Is this some New Age political metaphysics? Has some strange compulsion afflicted the second most powerful elected official in the world’s most powerful country? Or is Gavin Newsom, a man of so many words that we’ve all lost count, saying something profound by constantly getting his hands dirty?

On these queries, your columnist sees the trash can as half full. In fact, I would go so far to say that, at the level of metaphor, Newsom has now surpassed all 39 of his gubernatorial predecessors in locating his job’s essence: picking up other people’s trash.

In watching our governor’s constant cleanups, I was reminded of Jesus’s advice from Matthew 23:26: ‘Thou blind Pharisee, cleanse first that which is within the cup and the platter, that the outside of them may be clean also.’

In too many ways, California’s governor is nothing so much as a garbage man, albeit one with the power to call up the National Guard. Californians have a lot of ideas, many of them bad, and for a century and a half, they’ve been transforming bad ideas into laws and ballot measures. All this legislative litter has turned the state’s governing system into a dump, with piles of unsorted garbage making the treasure—the new policies and practices worth pursuing—nearly impossible to find.

Governors, thus, don’t really govern the state freely. Instead, they spend their terms trying to pick up trash—rejecting budget proposals, vetoing bills, or saying no to proposals to add to the junk pile. And when governors make progress on their own agenda, they must start by tidying up all the legislative and constitutional messes made by previous voters, lawmakers, and courts, which stand in their way.

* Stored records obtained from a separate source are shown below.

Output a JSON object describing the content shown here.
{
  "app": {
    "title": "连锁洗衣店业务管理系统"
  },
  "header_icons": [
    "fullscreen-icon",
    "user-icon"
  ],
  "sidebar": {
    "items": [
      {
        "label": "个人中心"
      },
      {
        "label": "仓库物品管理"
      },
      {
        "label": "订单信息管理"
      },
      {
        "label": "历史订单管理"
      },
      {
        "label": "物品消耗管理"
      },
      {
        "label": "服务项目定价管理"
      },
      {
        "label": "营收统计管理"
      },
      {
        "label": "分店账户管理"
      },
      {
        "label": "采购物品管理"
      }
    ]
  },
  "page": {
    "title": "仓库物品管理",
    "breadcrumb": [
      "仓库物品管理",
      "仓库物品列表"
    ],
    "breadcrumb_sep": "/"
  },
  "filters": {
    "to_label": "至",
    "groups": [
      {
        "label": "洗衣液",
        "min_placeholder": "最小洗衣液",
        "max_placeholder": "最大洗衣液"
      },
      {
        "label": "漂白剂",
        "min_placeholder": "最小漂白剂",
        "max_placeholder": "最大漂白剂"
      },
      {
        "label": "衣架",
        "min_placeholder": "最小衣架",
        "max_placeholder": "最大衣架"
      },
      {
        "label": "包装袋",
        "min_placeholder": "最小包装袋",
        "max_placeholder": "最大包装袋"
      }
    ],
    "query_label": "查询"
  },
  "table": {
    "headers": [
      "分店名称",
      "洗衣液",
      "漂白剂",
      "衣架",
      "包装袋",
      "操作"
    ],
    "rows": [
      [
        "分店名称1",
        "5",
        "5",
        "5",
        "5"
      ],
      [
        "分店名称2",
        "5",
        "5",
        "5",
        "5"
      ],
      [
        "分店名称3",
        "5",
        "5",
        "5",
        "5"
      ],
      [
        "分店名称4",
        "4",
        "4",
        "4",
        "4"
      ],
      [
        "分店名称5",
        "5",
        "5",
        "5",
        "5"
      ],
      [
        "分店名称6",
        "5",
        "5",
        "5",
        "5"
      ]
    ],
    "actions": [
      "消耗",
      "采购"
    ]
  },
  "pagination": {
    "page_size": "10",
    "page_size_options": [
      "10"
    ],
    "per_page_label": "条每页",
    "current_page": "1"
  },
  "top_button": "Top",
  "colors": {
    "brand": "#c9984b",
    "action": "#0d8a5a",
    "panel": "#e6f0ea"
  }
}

So, when our janitor-in-chief picks up trash on the side of the 99, he’s acting out in the real world what he must do back at the Capitol.

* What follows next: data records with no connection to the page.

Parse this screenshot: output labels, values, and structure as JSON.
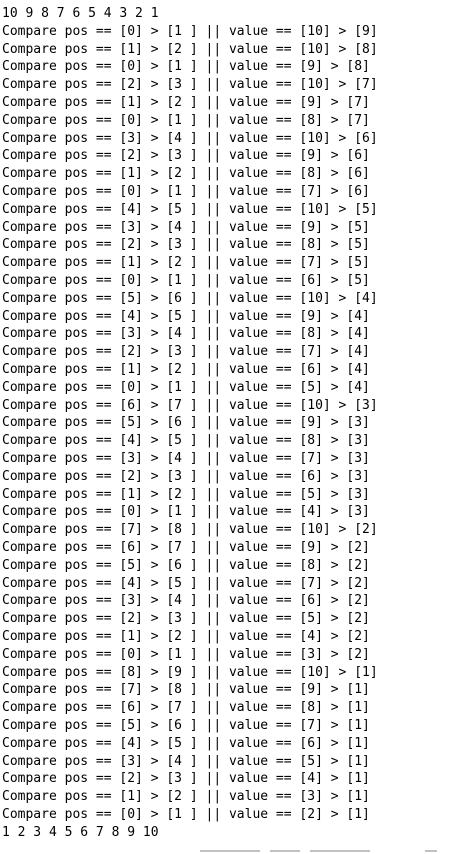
{
  "terminal": {
    "first_line": "10 9 8 7 6 5 4 3 2 1",
    "last_line": "1 2 3 4 5 6 7 8 9 10",
    "lines": [
      "Compare pos == [0] > [1 ] || value == [10] > [9]",
      "Compare pos == [1] > [2 ] || value == [10] > [8]",
      "Compare pos == [0] > [1 ] || value == [9] > [8]",
      "Compare pos == [2] > [3 ] || value == [10] > [7]",
      "Compare pos == [1] > [2 ] || value == [9] > [7]",
      "Compare pos == [0] > [1 ] || value == [8] > [7]",
      "Compare pos == [3] > [4 ] || value == [10] > [6]",
      "Compare pos == [2] > [3 ] || value == [9] > [6]",
      "Compare pos == [1] > [2 ] || value == [8] > [6]",
      "Compare pos == [0] > [1 ] || value == [7] > [6]",
      "Compare pos == [4] > [5 ] || value == [10] > [5]",
      "Compare pos == [3] > [4 ] || value == [9] > [5]",
      "Compare pos == [2] > [3 ] || value == [8] > [5]",
      "Compare pos == [1] > [2 ] || value == [7] > [5]",
      "Compare pos == [0] > [1 ] || value == [6] > [5]",
      "Compare pos == [5] > [6 ] || value == [10] > [4]",
      "Compare pos == [4] > [5 ] || value == [9] > [4]",
      "Compare pos == [3] > [4 ] || value == [8] > [4]",
      "Compare pos == [2] > [3 ] || value == [7] > [4]",
      "Compare pos == [1] > [2 ] || value == [6] > [4]",
      "Compare pos == [0] > [1 ] || value == [5] > [4]",
      "Compare pos == [6] > [7 ] || value == [10] > [3]",
      "Compare pos == [5] > [6 ] || value == [9] > [3]",
      "Compare pos == [4] > [5 ] || value == [8] > [3]",
      "Compare pos == [3] > [4 ] || value == [7] > [3]",
      "Compare pos == [2] > [3 ] || value == [6] > [3]",
      "Compare pos == [1] > [2 ] || value == [5] > [3]",
      "Compare pos == [0] > [1 ] || value == [4] > [3]",
      "Compare pos == [7] > [8 ] || value == [10] > [2]",
      "Compare pos == [6] > [7 ] || value == [9] > [2]",
      "Compare pos == [5] > [6 ] || value == [8] > [2]",
      "Compare pos == [4] > [5 ] || value == [7] > [2]",
      "Compare pos == [3] > [4 ] || value == [6] > [2]",
      "Compare pos == [2] > [3 ] || value == [5] > [2]",
      "Compare pos == [1] > [2 ] || value == [4] > [2]",
      "Compare pos == [0] > [1 ] || value == [3] > [2]",
      "Compare pos == [8] > [9 ] || value == [10] > [1]",
      "Compare pos == [7] > [8 ] || value == [9] > [1]",
      "Compare pos == [6] > [7 ] || value == [8] > [1]",
      "Compare pos == [5] > [6 ] || value == [7] > [1]",
      "Compare pos == [4] > [5 ] || value == [6] > [1]",
      "Compare pos == [3] > [4 ] || value == [5] > [1]",
      "Compare pos == [2] > [3 ] || value == [4] > [1]",
      "Compare pos == [1] > [2 ] || value == [3] > [1]",
      "Compare pos == [0] > [1 ] || value == [2] > [1]"
    ]
  },
  "colors": {
    "background": "#ffffff",
    "text": "#000000",
    "accent": "#d2342a"
  }
}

In this year’s budget, Newsom is trying to find his way around a 43-year-old piece of voter-approved trash known as the Gann spending limit, an outdated formula standing in the way of necessary spending. Tackling the emergency of homelessness involves the literal cleanup of encampments and a thorough scrubbing of the state’s junkyard of old and overlapping homeless programs.

And that’s not to mention the state’s own trash and recycling policies, which constitute a veritable landfill of highly contested fights over composting requirements and a ballot initiative to reduce single-use plastics coming up in November.

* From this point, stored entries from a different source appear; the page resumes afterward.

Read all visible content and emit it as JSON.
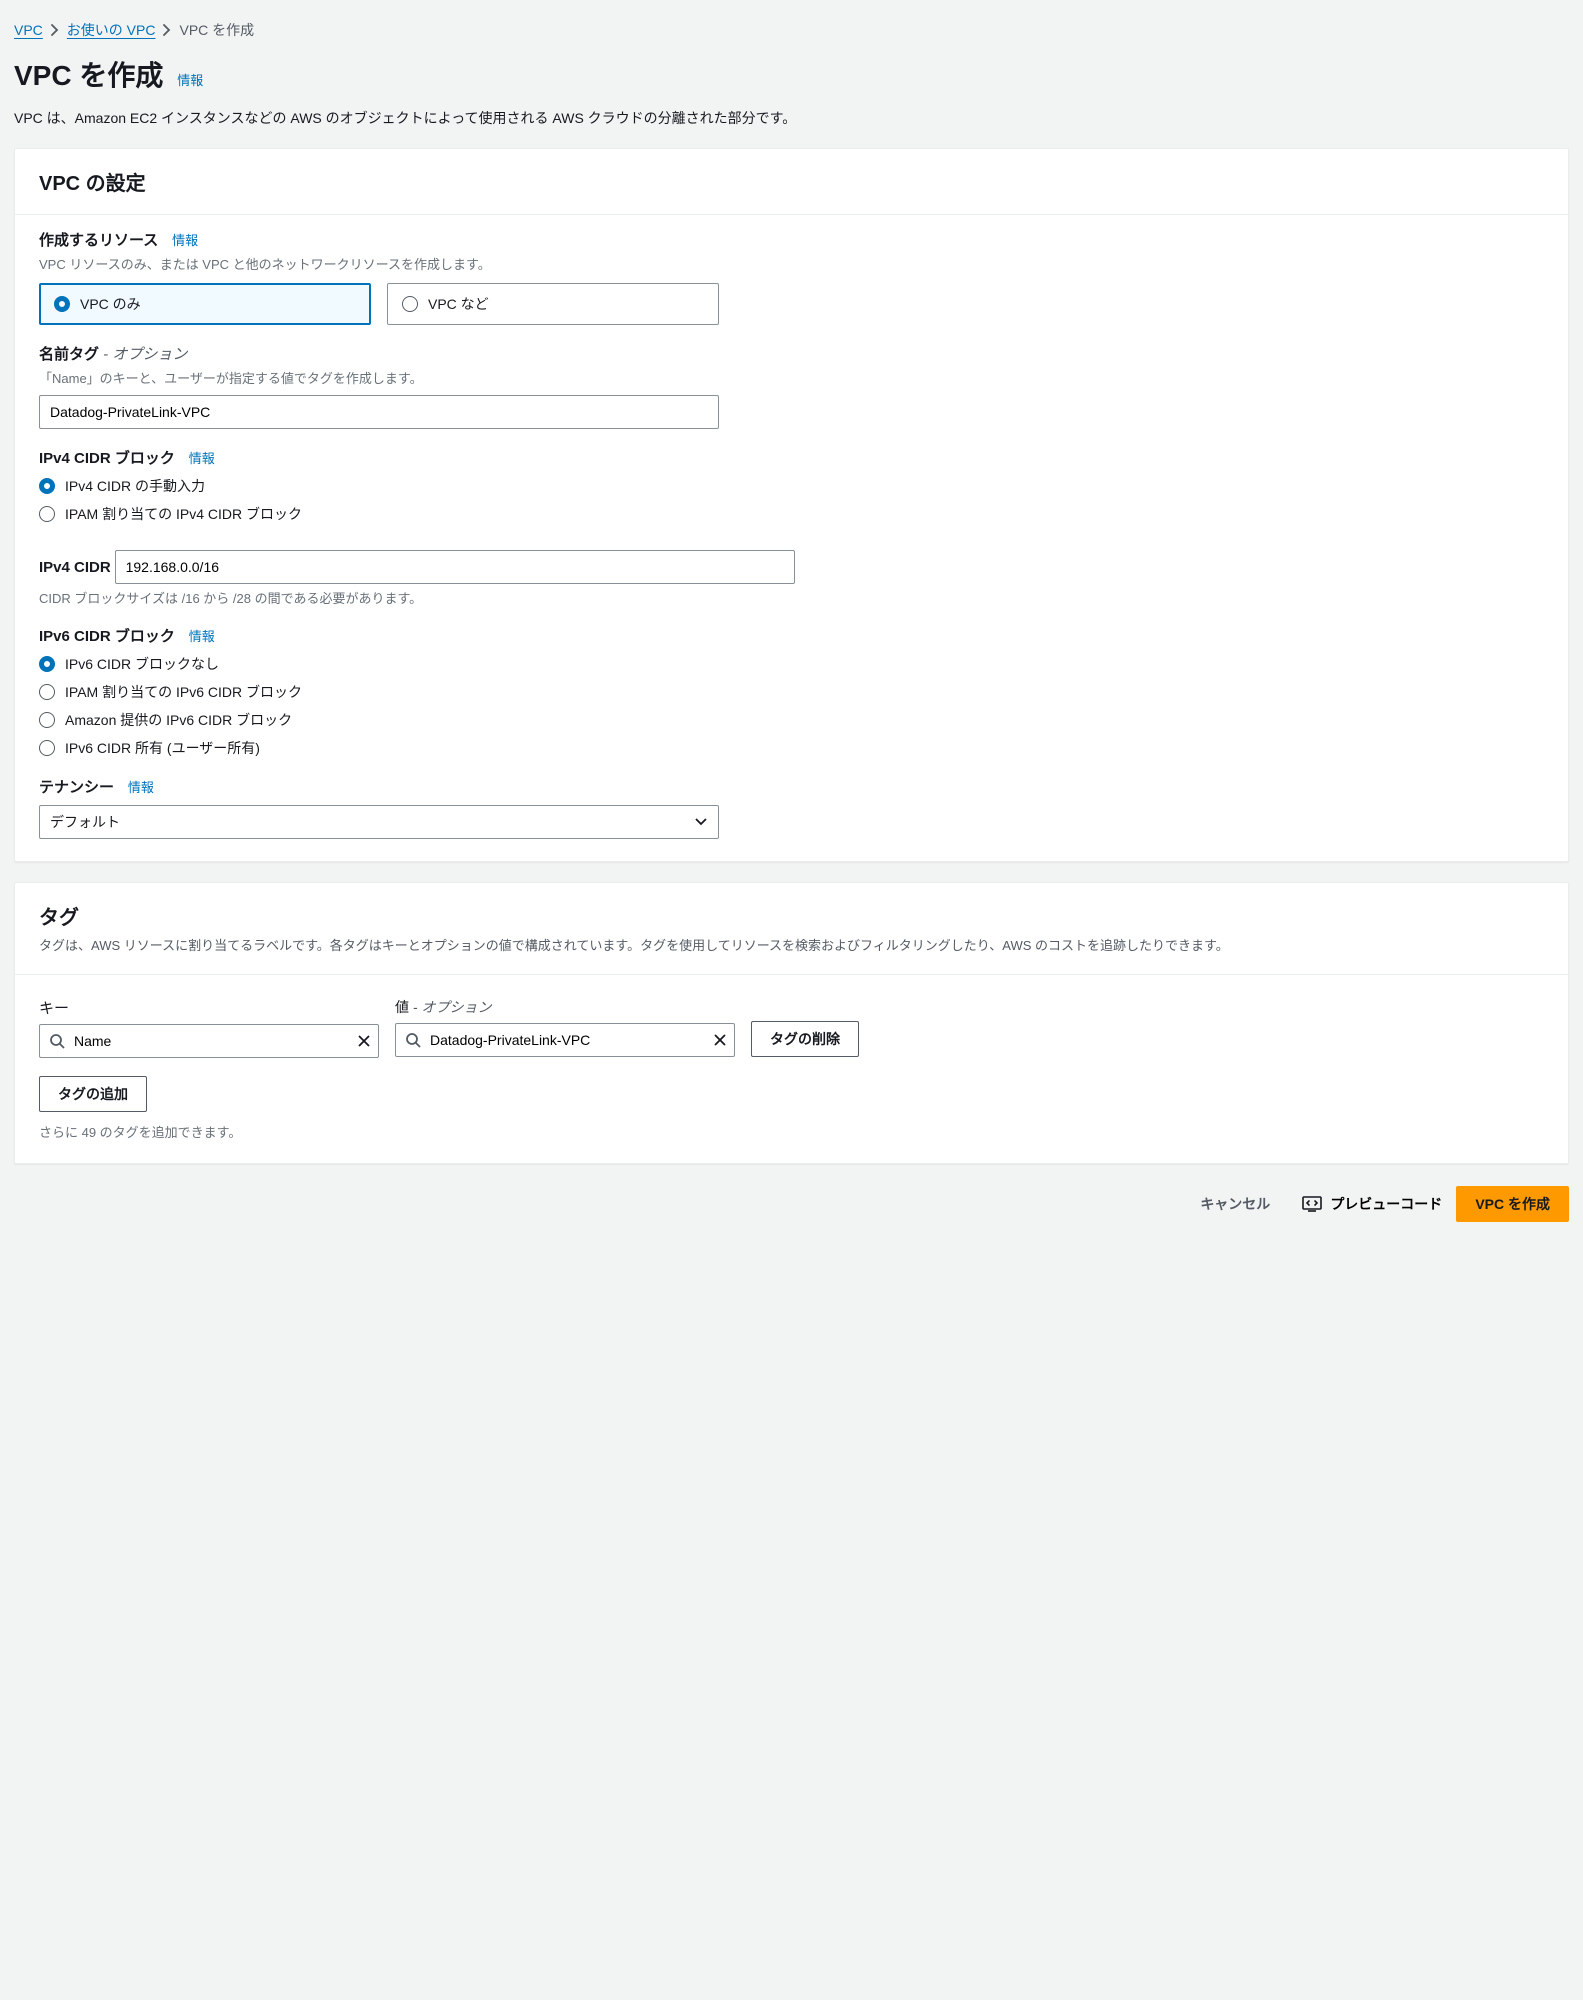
{
  "breadcrumb": {
    "root": "VPC",
    "parent": "お使いの VPC",
    "current": "VPC を作成"
  },
  "header": {
    "title": "VPC を作成",
    "info": "情報",
    "desc": "VPC は、Amazon EC2 インスタンスなどの AWS のオブジェクトによって使用される AWS クラウドの分離された部分です。"
  },
  "settings": {
    "title": "VPC の設定",
    "resources": {
      "label": "作成するリソース",
      "info": "情報",
      "hint": "VPC リソースのみ、または VPC と他のネットワークリソースを作成します。",
      "opt_only": "VPC のみ",
      "opt_more": "VPC など"
    },
    "name": {
      "label": "名前タグ",
      "optional": " - オプション",
      "hint": "「Name」のキーと、ユーザーが指定する値でタグを作成します。",
      "value": "Datadog-PrivateLink-VPC"
    },
    "ipv4block": {
      "label": "IPv4 CIDR ブロック",
      "info": "情報",
      "opt_manual": "IPv4 CIDR の手動入力",
      "opt_ipam": "IPAM 割り当ての IPv4 CIDR ブロック"
    },
    "ipv4cidr": {
      "label": "IPv4 CIDR",
      "value": "192.168.0.0/16",
      "hint": "CIDR ブロックサイズは /16 から /28 の間である必要があります。"
    },
    "ipv6block": {
      "label": "IPv6 CIDR ブロック",
      "info": "情報",
      "opt_none": "IPv6 CIDR ブロックなし",
      "opt_ipam": "IPAM 割り当ての IPv6 CIDR ブロック",
      "opt_amazon": "Amazon 提供の IPv6 CIDR ブロック",
      "opt_own": "IPv6 CIDR 所有 (ユーザー所有)"
    },
    "tenancy": {
      "label": "テナンシー",
      "info": "情報",
      "value": "デフォルト"
    }
  },
  "tags": {
    "title": "タグ",
    "desc": "タグは、AWS リソースに割り当てるラベルです。各タグはキーとオプションの値で構成されています。タグを使用してリソースを検索およびフィルタリングしたり、AWS のコストを追跡したりできます。",
    "key_label": "キー",
    "value_label": "値",
    "value_optional": " - オプション",
    "key_value": "Name",
    "val_value": "Datadog-PrivateLink-VPC",
    "remove": "タグの削除",
    "add": "タグの追加",
    "remaining": "さらに 49 のタグを追加できます。"
  },
  "footer": {
    "cancel": "キャンセル",
    "preview": "プレビューコード",
    "create": "VPC を作成"
  }
}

In this context, removing trash carries a symbolic power, as Newsom himself has noted during his public cleanup appearances. “It’s about restoring a sense of pride and sense of spirit, a sense of place, a sense…of community,” he said at one cleanup. “Because once people feel connected to something, once they feel ownership to something, they’re more apt to protect it, to preserve it, to cultivate, support and invest in it, and we just need more of that.”

Among Californians who feel more connected by cleaning up is the governor himself.

I recently asked Newsom, who is Catholic, whether there was a spiritual dimension to his garbage devotion. In watching his constant cleanups, I was reminded of Jesus’s criticism of the Pharisees, high religious officials who demand cleanliness and obedience from others, while remaining so distant from real people that they are blind to lived realities. “Thou blind Pharisee, cleanse first that which is within the cup and the platter, that the outside of them may be clean also,” Jesus advises in Matthew 23:26.

Replying by text, Newsom referred to his previous job as San Francisco mayor. Part of his devotion to cleaning up trash, the governor said, “has to do with living in a ‘moment’ where so much seems outside our control… the ‘cause/effect’ of getting out and cleaning up is deeply satisfying—particularly having served as Mayor where I could see results/failure in real time—unfiltered. So much of state government is disconnected from that feedback loop (or is filtered).”

He added: “The physical not just the mental is what I miss most—faith and works!”

Even in California, cleanliness is next to godliness.